Le vieillard ne put s’empêcher de pouffer.
– Ni l’un ni l’autre, jeune homme.
André sourit à son tour. Jeune homme. Il trouvait rafraîchissant qu’il y ait encore des gens pour l’appeler ainsi, lui qui avait depuis peu dépassé la cinquantaine.
– Alors, que puis-je pour vous, monsieur ?
– Je viens préparer mon enterrement.
– Votre… ? Et bien, voilà qui est assez inhabituel, monsieur. En règle générale, ce sont plutôt les proches qui s’en chargent… après le décès. Et vous me paraissez solide, monsieur, fit-il en accentuant son sourire.
Il révisa son opinion vis-à-vis de son interlocuteur. Finalement, l’homme semblait morbide.
– Je suis au courant, jeune homme. Mais je n’ai plus personne. Je suis veuf depuis longtemps, ma chère femme et moi n’avons pas pu avoir d’enfants. Quant à mes amis … ils m’ont tous précédés dans la tombe, je le crains.
André opina du chef en silence, empli de compassion. Mourir seul après avoir vécu un bon nombre de décennies avait quelque chose de dérangeant à ses yeux. Comment était-il possible qu’au bout du long chemin de la vie, on se retrouve seul, absolument seul ? André avait beaucoup d’amis et de famille et se consolait en estimant qu’un tel destin lui serait épargné.
– Je suis fatigué, jeune homme. Bien plus que d’habitude. Je le sens dans ma vieille carcasse. Appelez ça de la prémonition, de l’autosuggestion ou une tendance morbide, pour ma part, je sais que la fin arrive à grands pas. J’ai suffisamment d’argent pour les frais et je veux ne serait-ce qu’un semblant de cérémonie, pour partir avec dignité.
– Je comprends, monsieur.
– Appelez-moi Gilbert, sourit derechef le vieillard.
– D’accord, monsieur Gilbert. Je suis André.

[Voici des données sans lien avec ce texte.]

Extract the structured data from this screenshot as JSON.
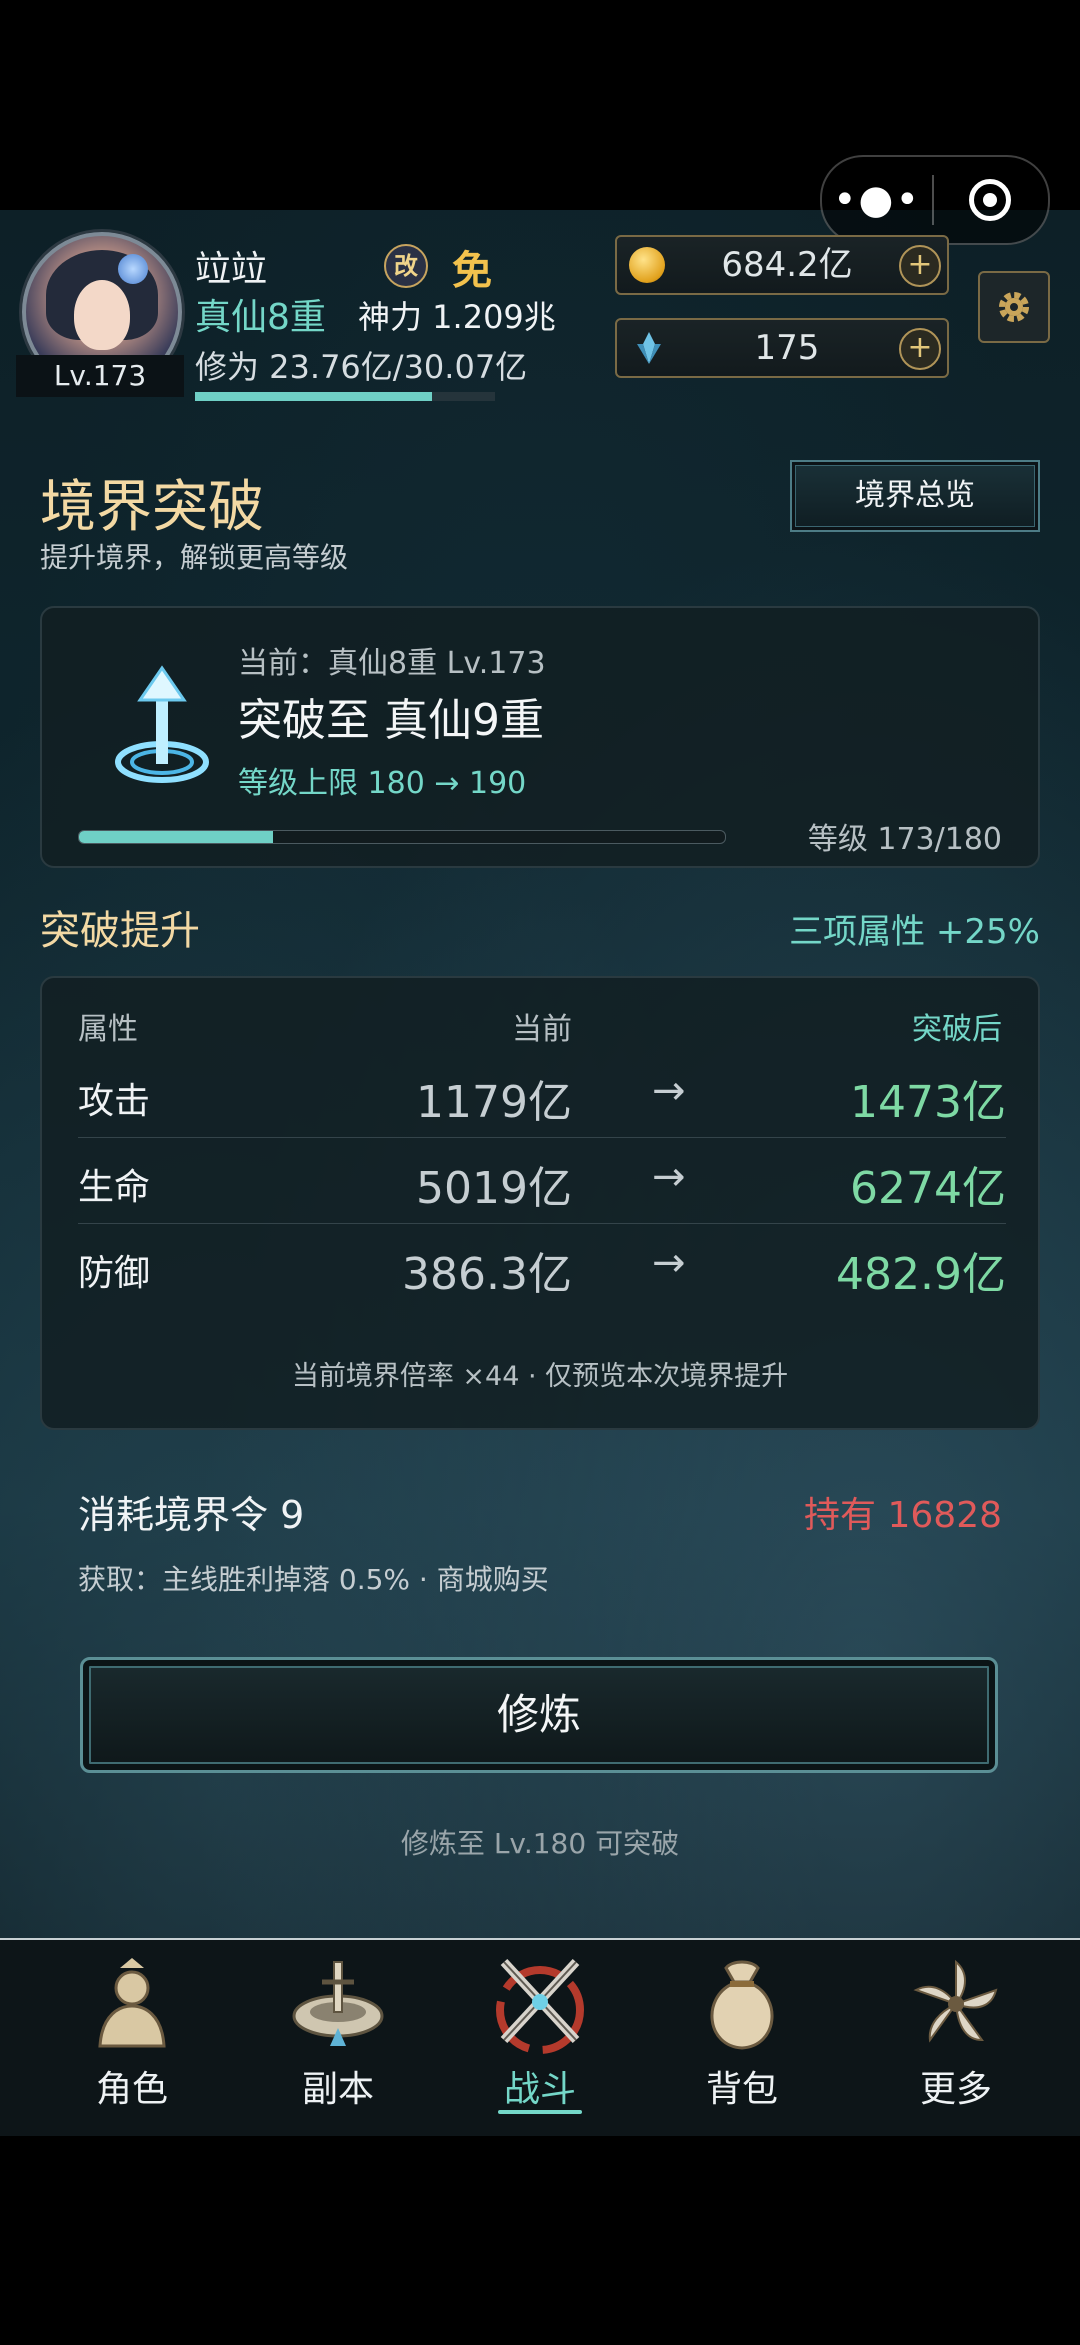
{
  "capsule": {
    "more_icon": "more-dots-icon",
    "close_icon": "target-icon"
  },
  "profile": {
    "level_badge": "Lv.173",
    "name": "竝竝",
    "gai_badge": "改",
    "mian_badge": "免",
    "realm": "真仙8重",
    "power": "神力 1.209兆",
    "cultivation": "修为 23.76亿/30.07亿",
    "cultivation_progress": 0.79
  },
  "resources": [
    {
      "icon": "gold-coin-icon",
      "value": "684.2亿"
    },
    {
      "icon": "crystal-icon",
      "value": "175"
    }
  ],
  "colors": {
    "accent": "#74d7c8",
    "gold": "#f3d9a4",
    "danger": "#e05a5a",
    "green": "#7ed9a4"
  },
  "section": {
    "title": "境界突破",
    "subtitle": "提升境界，解锁更高等级",
    "overview_button": "境界总览"
  },
  "breakthrough": {
    "current": "当前：真仙8重 Lv.173",
    "target": "突破至 真仙9重",
    "cap": "等级上限 180 → 190",
    "level_text": "等级 173/180",
    "level_progress": 0.3
  },
  "boost": {
    "title": "突破提升",
    "summary": "三项属性 +25%",
    "headers": {
      "name": "属性",
      "current": "当前",
      "after": "突破后"
    },
    "rows": [
      {
        "name": "攻击",
        "current": "1179亿",
        "arrow": "→",
        "after": "1473亿"
      },
      {
        "name": "生命",
        "current": "5019亿",
        "arrow": "→",
        "after": "6274亿"
      },
      {
        "name": "防御",
        "current": "386.3亿",
        "arrow": "→",
        "after": "482.9亿"
      }
    ],
    "note": "当前境界倍率 ×44 · 仅预览本次境界提升"
  },
  "cost": {
    "consume": "消耗境界令 9",
    "hold": "持有 16828",
    "obtain": "获取：主线胜利掉落 0.5% · 商城购买"
  },
  "action": {
    "train_button": "修炼",
    "hint": "修炼至 Lv.180 可突破"
  },
  "nav": [
    {
      "label": "角色",
      "icon": "character-icon",
      "active": false
    },
    {
      "label": "副本",
      "icon": "dungeon-icon",
      "active": false
    },
    {
      "label": "战斗",
      "icon": "battle-swords-icon",
      "active": true
    },
    {
      "label": "背包",
      "icon": "bag-icon",
      "active": false
    },
    {
      "label": "更多",
      "icon": "more-icon",
      "active": false
    }
  ]
}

Il ne leur fallut pas plus d’une heure pour régler tous les détails. Choix du cercueil, une couronne et quelques bouquets. Monsieur Gilbert serait enterré dans le caveau acquis à l’époque pour sa défunte épouse. Il demanda à André de prononcer quelques mots avant l’inhumation, même un simple adieu ou une banalité, juste pour le principe.


***

Le cérémonial se déroula en silence, avec le sérieux et le professionnalisme qui caractérisaient André et ses collègues. Les fleurs furent disposées autour du caveau, le cercueil de monsieur Gilbert fut descendu dans sa dernière demeure. Les yeux d’André firent à nouveau le tour du cimetière. Juste au cas où. Mais non, décidément, il n’y avait personne d’autre qu’eux et les deux fossoyeurs.
– Adieu, monsieur Gilbert, dit André d’une voix ferme. Je penserai à vous.


***

Quand Gilbert reprit conscience, il était dans l’obscurité la plus totale et avait l’impression de flotter. Qu’est-ce que ça veut dire ? Il se souvint s’être couché quelques heures plus tôt, plus faible que jamais, avec la certitude de ne pas se réveiller. Bon. Peut-être le lendemain, alors ?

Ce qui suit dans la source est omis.